Let me make clear that I am not advocating an “us vs. them” outlook, nor do I assume evil intent on anyone’s part. We all are genuinely interested in students. However, I also believe perspective is often lost when looking at college admission too narrowly as simply a way to get students from high school to college. Much more frequent and more substantive conversations between the two parties need to be had to “turn the tide,” and I believe they could be extremely productive with strong backing from NACAC. I do not see a structure currently in place to make that happen.
I believe it is time to evaluate and re-balance this power differential in order to give college counselors a greater voice in how the college admission process connects to high school life. In effect, I believe we need to acknowledge that “college admission” encompasses a great deal more than it did twenty or thirty years ago, everything from social consciousness to parenting to the role of technology in teaching and the admission process. As a result, I propose the following:
- A new section of the SPGP addressing the needs of high schools and high school students to be free of undue pressure from colleges and universities. It would include guidelines about marketing, email contacts, the difference between general education about college requirements and promoting a particular institution, and similar issues.
- A new section of the SPGP governing admission officer/college counselor relations to address the power imbalance between high schools and colleges, including a provision enabling college counselors to debate and potentially veto any large systemic changes that could affect the lives of their students. This could include guideline about student counseling developed by the American School Counseling Association (ASCA).
- A similar section outlining specific professional relationships between college admission officers and college counselors, including one mandating responses and potential solutions to various common complaints, such as the “We don’t have all your information” messages.
- Sessions at national and regional conferences exclusively for college counselors to consider counselor-specific issues. These sessions could help identify problems common among counselors (whether or not they involve colleges specifically, but related in some way to college admission and high school life) and help identify ways to address them within the group or, as needed, in consultation with colleges.

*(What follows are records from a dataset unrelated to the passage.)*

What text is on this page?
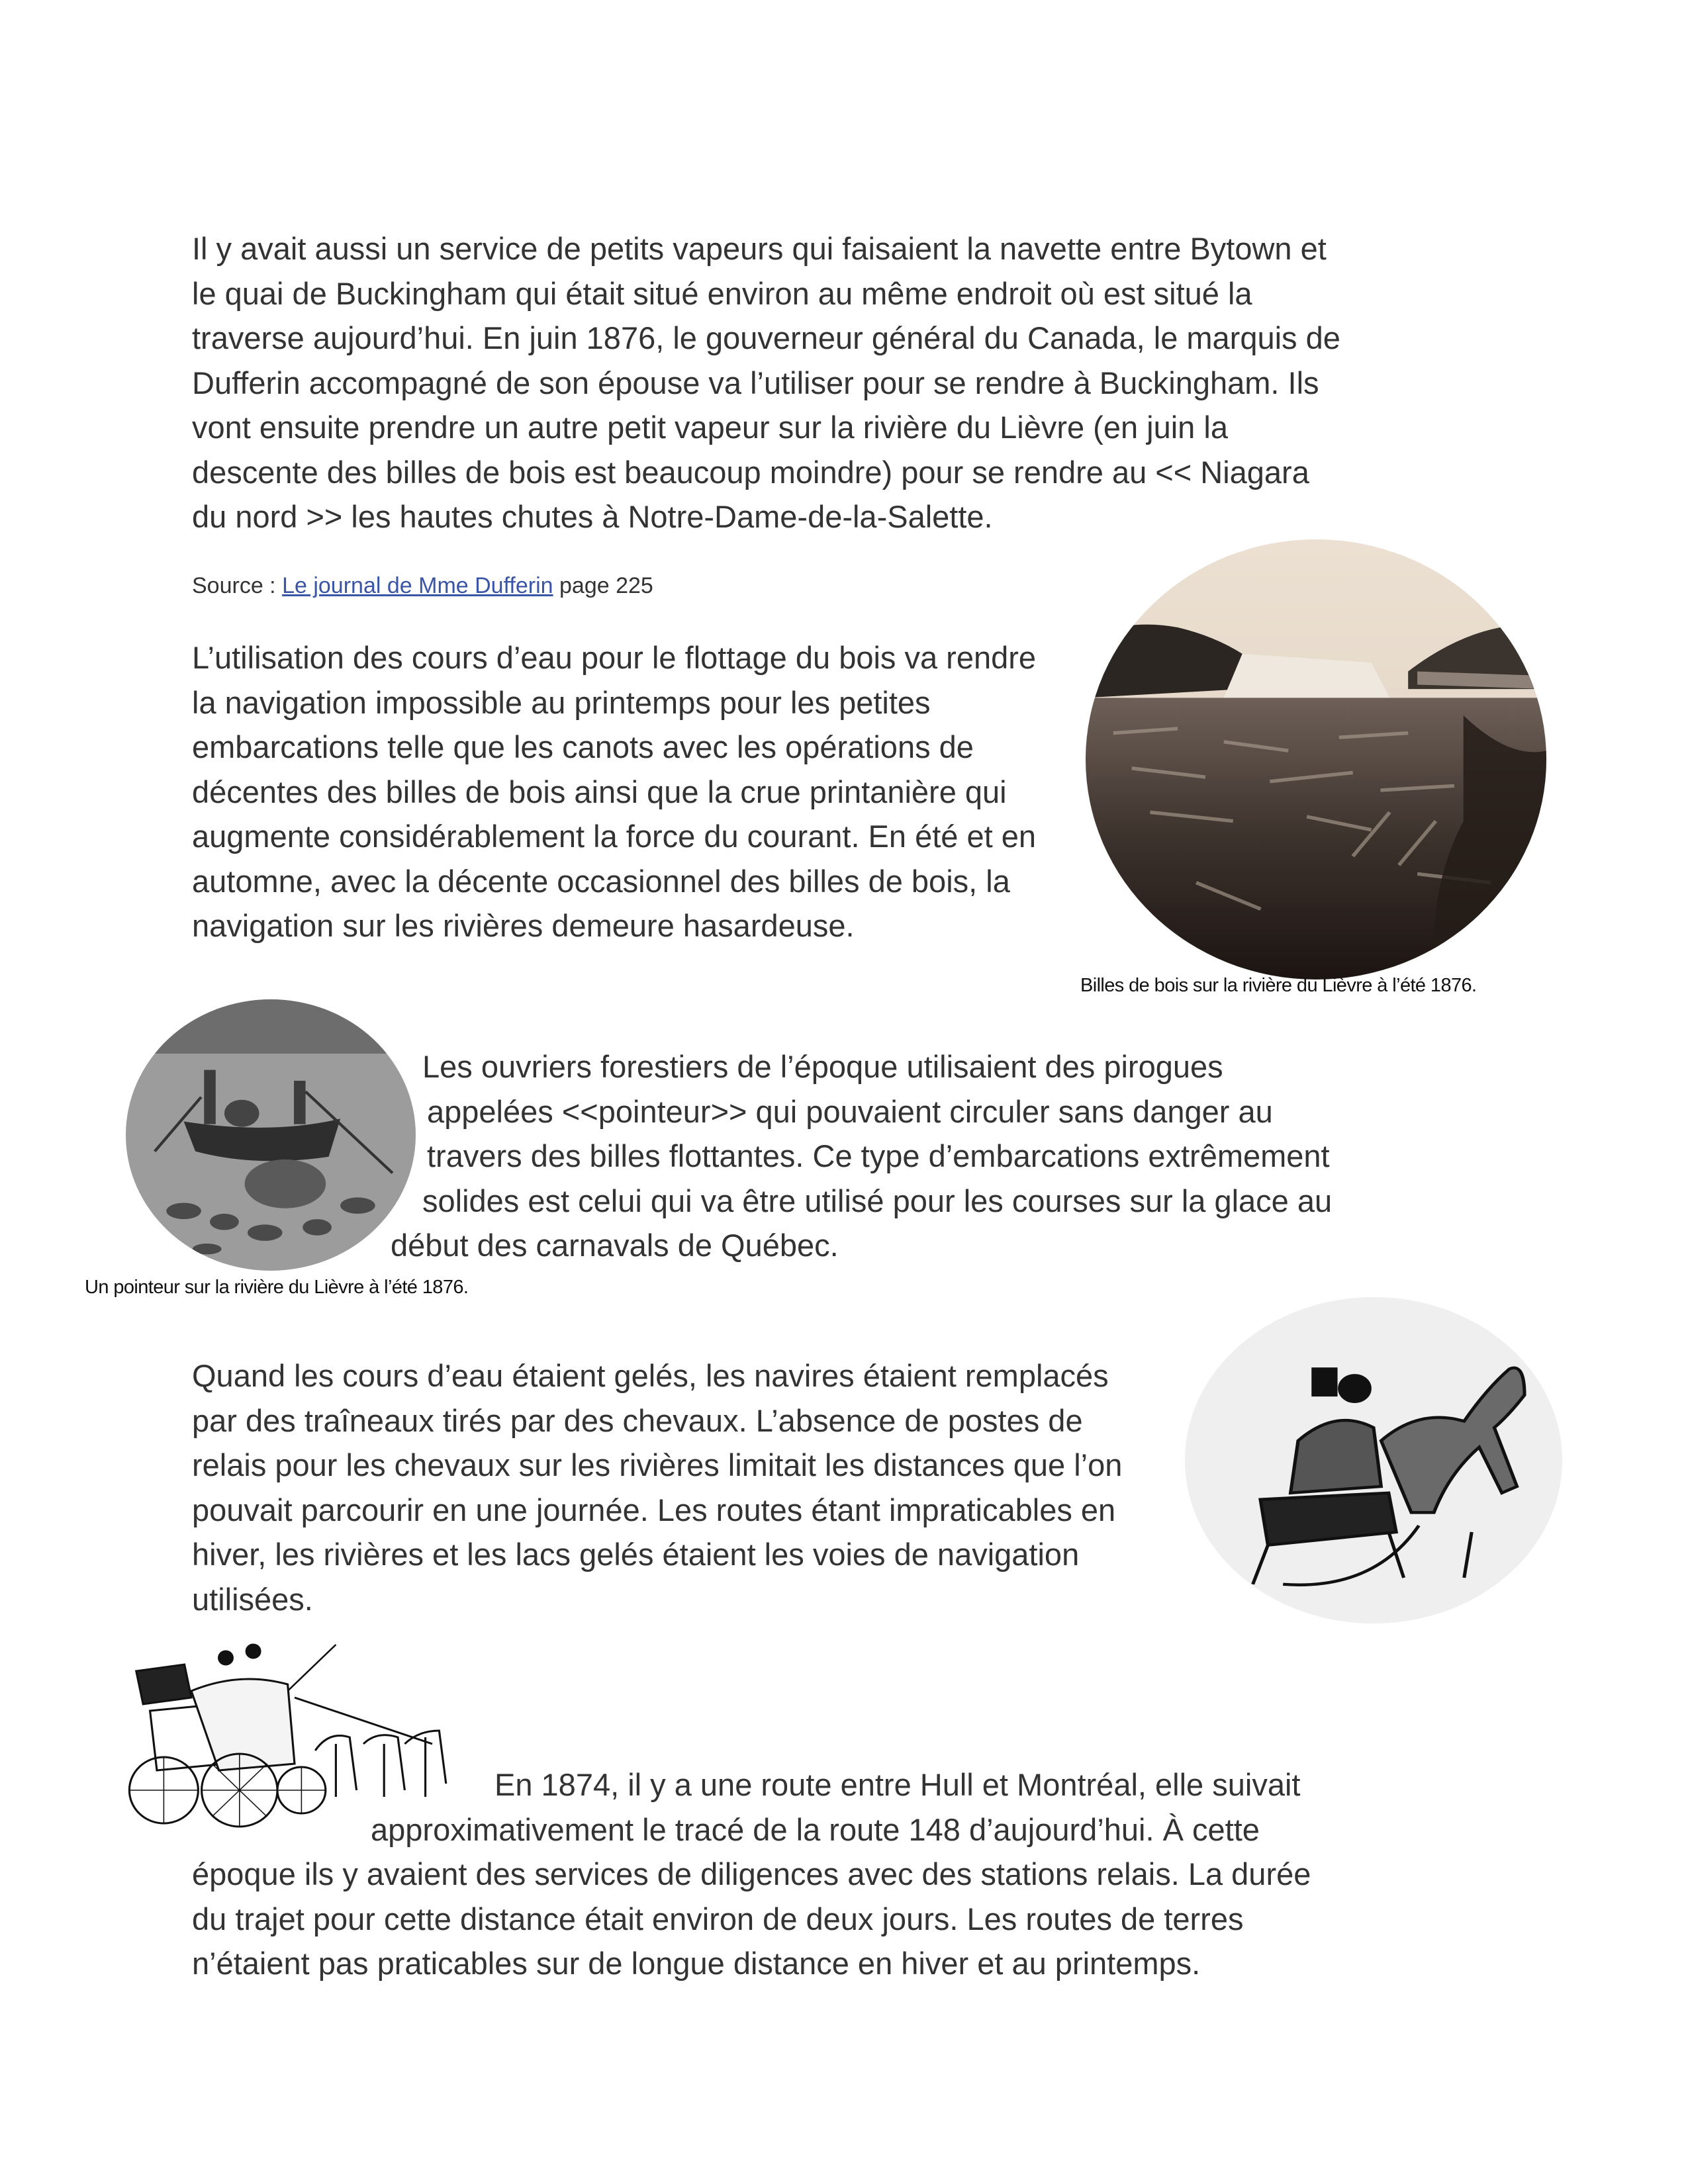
Il y avait aussi un service de petits vapeurs qui faisaient la navette entre Bytown et
le quai de Buckingham qui était situé environ au même endroit où est situé la
traverse aujourd’hui. En juin 1876, le gouverneur général du Canada, le marquis de
Dufferin accompagné de son épouse va l’utiliser pour se rendre à Buckingham. Ils
vont ensuite prendre un autre petit vapeur sur la rivière du Lièvre (en juin la
descente des billes de bois est beaucoup moindre) pour se rendre au << Niagara
du nord >> les hautes chutes à Notre-Dame-de-la-Salette.
Source : Le journal de Mme Dufferin page 225
L’utilisation des cours d’eau pour le flottage du bois va rendre
la navigation impossible au printemps pour les petites
embarcations telle que les canots avec les opérations de
décentes des billes de bois ainsi que la crue printanière qui
augmente considérablement la force du courant. En été et en
automne, avec la décente occasionnel des billes de bois, la
navigation sur les rivières demeure hasardeuse.
Billes de bois sur la rivière du Lièvre à l’été 1876.
Un pointeur sur la rivière du Lièvre à l’été 1876.
Les ouvriers forestiers de l’époque utilisaient des pirogues
appelées <<pointeur>> qui pouvaient circuler sans danger au
travers des billes flottantes. Ce type d’embarcations extrêmement
solides est celui qui va être utilisé pour les courses sur la glace au
début des carnavals de Québec.
Quand les cours d’eau étaient gelés, les navires étaient remplacés
par des traîneaux tirés par des chevaux. L’absence de postes de
relais pour les chevaux sur les rivières limitait les distances que l’on
pouvait parcourir en une journée. Les routes étant impraticables en
hiver, les rivières et les lacs gelés étaient les voies de navigation
utilisées.
En 1874, il y a une route entre Hull et Montréal, elle suivait
approximativement le tracé de la route 148 d’aujourd’hui. À cette
époque ils y avaient des services de diligences avec des stations relais. La durée
du trajet pour cette distance était environ de deux jours. Les routes de terres
n’étaient pas praticables sur de longue distance en hiver et au printemps.
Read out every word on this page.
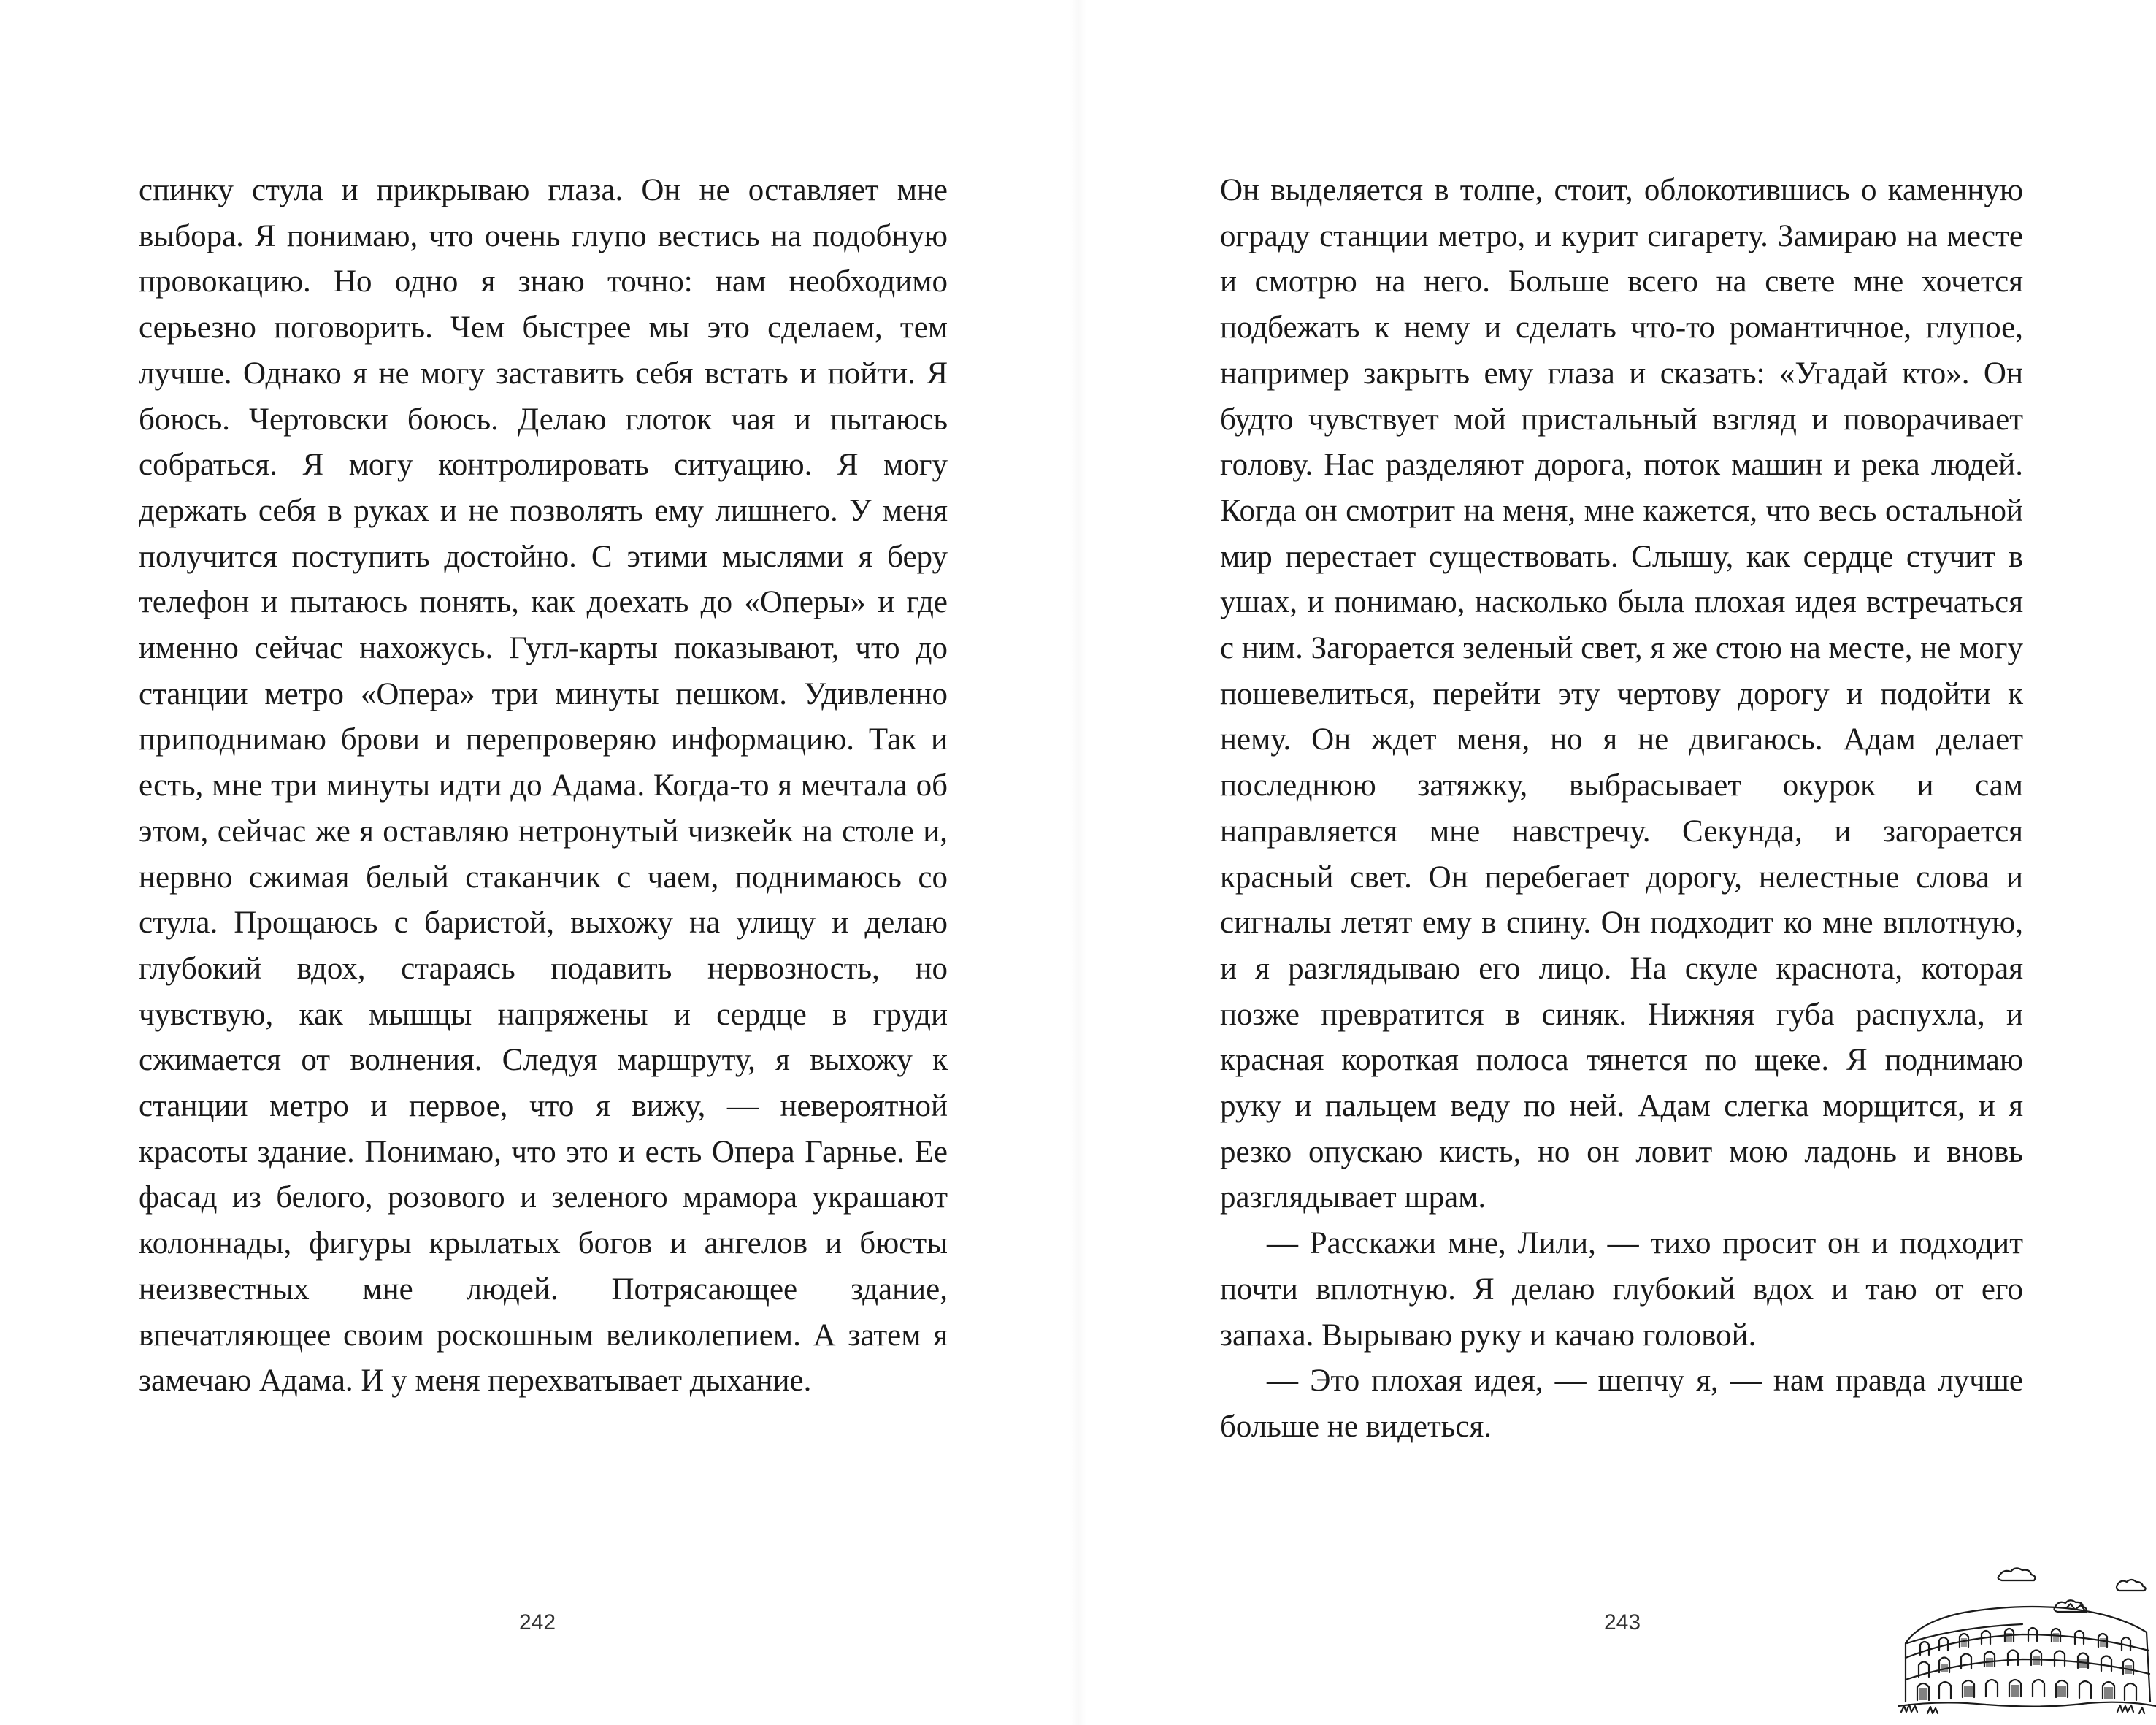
спинку стула и прикрываю глаза. Он не оставляет мне выбора. Я понимаю, что очень глупо вестись на подобную провокацию. Но одно я знаю точно: нам необходимо серьезно поговорить. Чем быстрее мы это сделаем, тем лучше. Однако я не могу заставить себя встать и пойти. Я боюсь. Чертовски боюсь. Делаю глоток чая и пытаюсь собраться. Я могу контролировать ситуацию. Я могу держать себя в руках и не позволять ему лишнего. У меня получится поступить достойно. С этими мыслями я беру телефон и пытаюсь понять, как доехать до «Оперы» и где именно сейчас нахожусь. Гугл-карты показывают, что до станции метро «Опера» три минуты пешком. Удивленно приподнимаю брови и перепроверяю информацию. Так и есть, мне три минуты идти до Адама. Когда-то я мечтала об этом, сейчас же я оставляю нетронутый чизкейк на столе и, нервно сжимая белый стаканчик с чаем, поднимаюсь со стула. Прощаюсь с баристой, выхожу на улицу и делаю глубокий вдох, стараясь подавить нервозность, но чувствую, как мышцы напряжены и сердце в груди сжимается от волнения. Следуя маршруту, я выхожу к станции метро и первое, что я вижу, — невероятной красоты здание. Понимаю, что это и есть Опера Гарнье. Ее фасад из белого, розового и зеленого мрамора украшают колоннады, фигуры крылатых богов и ангелов и бюсты неизвестных мне людей. Потрясающее здание, впечатляющее своим роскошным великолепием. А затем я замечаю Адама. И у меня перехватывает дыхание.

242

Он выделяется в толпе, стоит, облокотившись о каменную ограду станции метро, и курит сигарету. Замираю на месте и смотрю на него. Больше всего на свете мне хочется подбежать к нему и сделать что-то романтичное, глупое, например закрыть ему глаза и сказать: «Угадай кто». Он будто чувствует мой пристальный взгляд и поворачивает голову. Нас разделяют дорога, поток машин и река людей. Когда он смотрит на меня, мне кажется, что весь остальной мир перестает существовать. Слышу, как сердце стучит в ушах, и понимаю, насколько была плохая идея встречаться с ним. Загорается зеленый свет, я же стою на месте, не могу пошевелиться, перейти эту чертову дорогу и подойти к нему. Он ждет меня, но я не двигаюсь. Адам делает последнюю затяжку, выбрасывает окурок и сам направляется мне навстречу. Секунда, и загорается красный свет. Он перебегает дорогу, нелестные слова и сигналы летят ему в спину. Он подходит ко мне вплотную, и я разглядываю его лицо. На скуле краснота, которая позже превратится в синяк. Нижняя губа распухла, и красная короткая полоса тянется по щеке. Я поднимаю руку и пальцем веду по ней. Адам слегка морщится, и я резко опускаю кисть, но он ловит мою ладонь и вновь разглядывает шрам.

— Расскажи мне, Лили, — тихо просит он и подходит почти вплотную. Я делаю глубокий вдох и таю от его запаха. Вырываю руку и качаю головой.

— Это плохая идея, — шепчу я, — нам правда лучше больше не видеться.

243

- A permanent college admission/college counselor committee with rotating membership that would take up systemic proposals from either party and debate them before presenting them to the general membershi for discussion and a vote.
- A high-level committee that would establish connections with other school and college level organizations (NASSP, AACU, NAIS, etc.) to keep them informed of issues regarding college policies and high school effects and vice versa.
Recent controversies in the college admission field demonstrate that we need an enlarged vision of college admission not only to effectively manage its mechanics but also to enable high school counselors to effectively advocate for their students in a larger forum as equals to address the pressures and complexities affecting students.